The input function $g(t)$ is defined as follows:
$$g(t)=\begin{cases} t, & 4<t<5 \\ 0,& \text{otherwise}\end{cases}$$
First, I applied the Laplace transform to both sides of the equation to obtain the transformed equation in the s-domain. Then, I rearranged the equation to solve for $Y(s)$, the Laplace transform of $y(t)$.
Next, I applied partial fraction decomposition to express the transformed equation in a simpler form. I found the inverse Laplace transform of each term using tables and formulas. However, the resulting solution did not match the expected value of $y(4.5) = 0.20438$.
I'm looking for guidance and suggestions on how to correctly solve this differential equation and find the accurate value of $y(4.5)$. If there are any alternative methods or insights that could be helpful, please share them with me.

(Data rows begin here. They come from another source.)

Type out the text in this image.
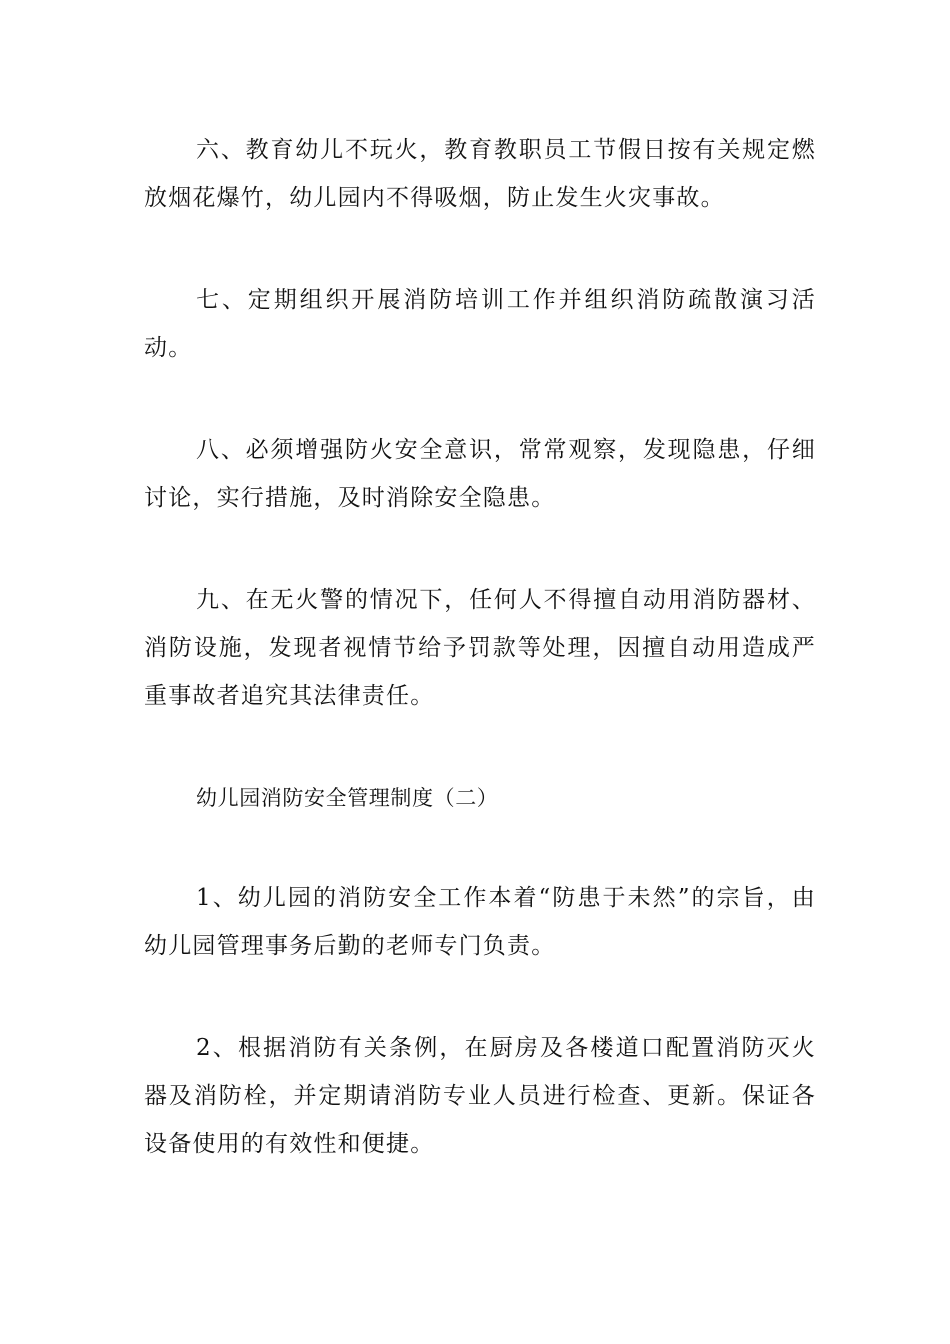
六、教育幼儿不玩火，教育教职员工节假日按有关规定燃放烟花爆竹，幼儿园内不得吸烟，防止发生火灾事故。

七、定期组织开展消防培训工作并组织消防疏散演习活动。

八、必须增强防火安全意识，常常观察，发现隐患，仔细讨论，实行措施，及时消除安全隐患。

九、在无火警的情况下，任何人不得擅自动用消防器材、消防设施，发现者视情节给予罚款等处理，因擅自动用造成严重事故者追究其法律责任。

幼儿园消防安全管理制度（二）

1、幼儿园的消防安全工作本着“防患于未然”的宗旨，由幼儿园管理事务后勤的老师专门负责。

2、根据消防有关条例，在厨房及各楼道口配置消防灭火器及消防栓，并定期请消防专业人员进行检查、更新。保证各设备使用的有效性和便捷。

Thank you for your assistance and expertise in advance!
Steps:
Step 1: Define the differential equation:
$$2y" + 3y' + y = g(t)$$
Step 2: Define the input function $g(t)$:
$$g(t)=\begin{cases} t, & 4<t<5 \\ 0,& \text{otherwise}\end{cases}$$
Step 3: Apply the Laplace transform to both sides of the differential equation. Use the following formulas:
$$L{y"} = s^2Y(s) – sy(0) – y'(0)$$
$$L{y'} = sY(s) – y(0)$$
$$L{y} = Y(s)$$
After applying the Laplace transform, the differential equation becomes:
$$2(s^2Y(s) – sy(0) – y'(0)) + 3(sY(s) – y(0)) + Y(s) = G(s)$$
Step 4: Apply the initial conditions:
$y(0) = 0$
$y'(0) = 0$
Substitute these initial conditions into the Laplace transformed equation.

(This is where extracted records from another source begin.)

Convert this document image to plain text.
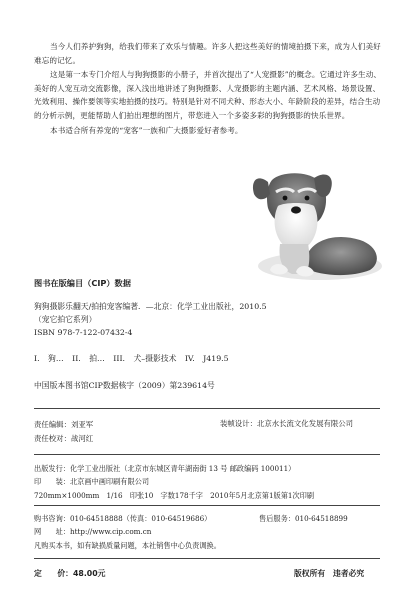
当今人们养护狗狗，给我们带来了欢乐与情趣。许多人把这些美好的情境拍摄下来，成为人们美好难忘的记忆。

这是第一本专门介绍人与狗狗摄影的小册子，并首次提出了“人宠摄影”的概念。它通过许多生动、美好的人宠互动交流影像，深入浅出地讲述了狗狗摄影、人宠摄影的主题内涵、艺术风格、场景设置、光效利用、操作要领等实地拍摄的技巧。特别是针对不同犬种、形态大小、年龄阶段的差异，结合生动的分析示例，更能帮助人们拍出理想的图片，带您进入一个多姿多彩的狗狗摄影的快乐世界。

本书适合所有养宠的“宠客”一族和广大摄影爱好者参考。

图书在版编目（CIP）数据
狗狗摄影乐翻天/拍拍宠客编著．—北京：化学工业出版社，2010.5
（宠它拍它系列）
ISBN 978-7-122-07432-4
I. 狗… II. 拍… III. 犬–摄影技术 IV. J419.5
中国版本图书馆CIP数据核字（2009）第239614号
责任编辑：刘亚军
责任校对：战河红
装帧设计：北京水长流文化发展有限公司
出版发行：化学工业出版社（北京市东城区青年湖南街 13 号 邮政编码 100011）
印　　装：北京画中画印刷有限公司
720mm×1000mm　1/16　印张10　字数178千字　2010年5月北京第1版第1次印刷
购书咨询：010-64518888（传真：010-64519686）	售后服务：010-64518899
网　　址：http://www.cip.com.cn
凡购买本书，如有缺损质量问题，本社销售中心负责调换。
定　　价：48.00元	版权所有　违者必究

Step 5: Substitute the Laplace transform of the input function $g(t)$ into the equation. Use the following formula for the Laplace transform of $g(t)$:
$$L(g(t)) = G(s) = 1/s^2 – (e^{-4s}/s^2) + (e^{-5s}/s^2)$$
For each interval of $g(t)$, substitute the corresponding Laplace transform into the equation.
$$Y(s)[2s^2 + 3s + 1] = 1/s^2 – (e^{-4s}/s^2) + (e^{-5s}/s^2)$$
$$Y(s) =\frac{1/s^2 – (e^{-4s}/s^2) + (e^{-5s}/s^2)}{2s^2 + 3s + 1}$$
Stuck at this point!
Best Answer
First of all your Laplace transform of $g$ si wrong. Since $$g(t)=t(u(t-4)-u(t-5))=(t-4)u(t-4)+4u(t-4)-(t-5)u(t-5)-5u(t-5)$$ then $$\mathcal{L}(g)(s)=\frac{e^{-4s}}{s^2}+\frac{4e^{-4s}}{s} -\frac{e^{-5s}}{s^2}-\frac{5e^{-5s}}{s} =\frac{e^{-4s}(4s+1)}{s^2}-\frac{e^{-5s}(5s+1)}{s^2}.$$ The next step is to compute the inverse Laplace transform of $$Y(s)=\frac{e^{-4s}(4s+1)-e^{-5s}(5s+1)}{s^2(2s^2 + 3s + 1)} =e^{-4s}\frac{4s+1}{s^2(2 s + 1) (s + 1)}-e^{-5s}\frac{5s+1}{s^2(2 s + 1) (s + 1)} .$$ Find the inverse transform of the rational functions $$\frac{4s+1}{s^2(2 s + 1) (s + 1)}\quad \text{and}\quad \frac{5s+1}{s^2(2 s + 1) (s + 1)}$$ using Partial Fraction Decomposition and then apply time shifting.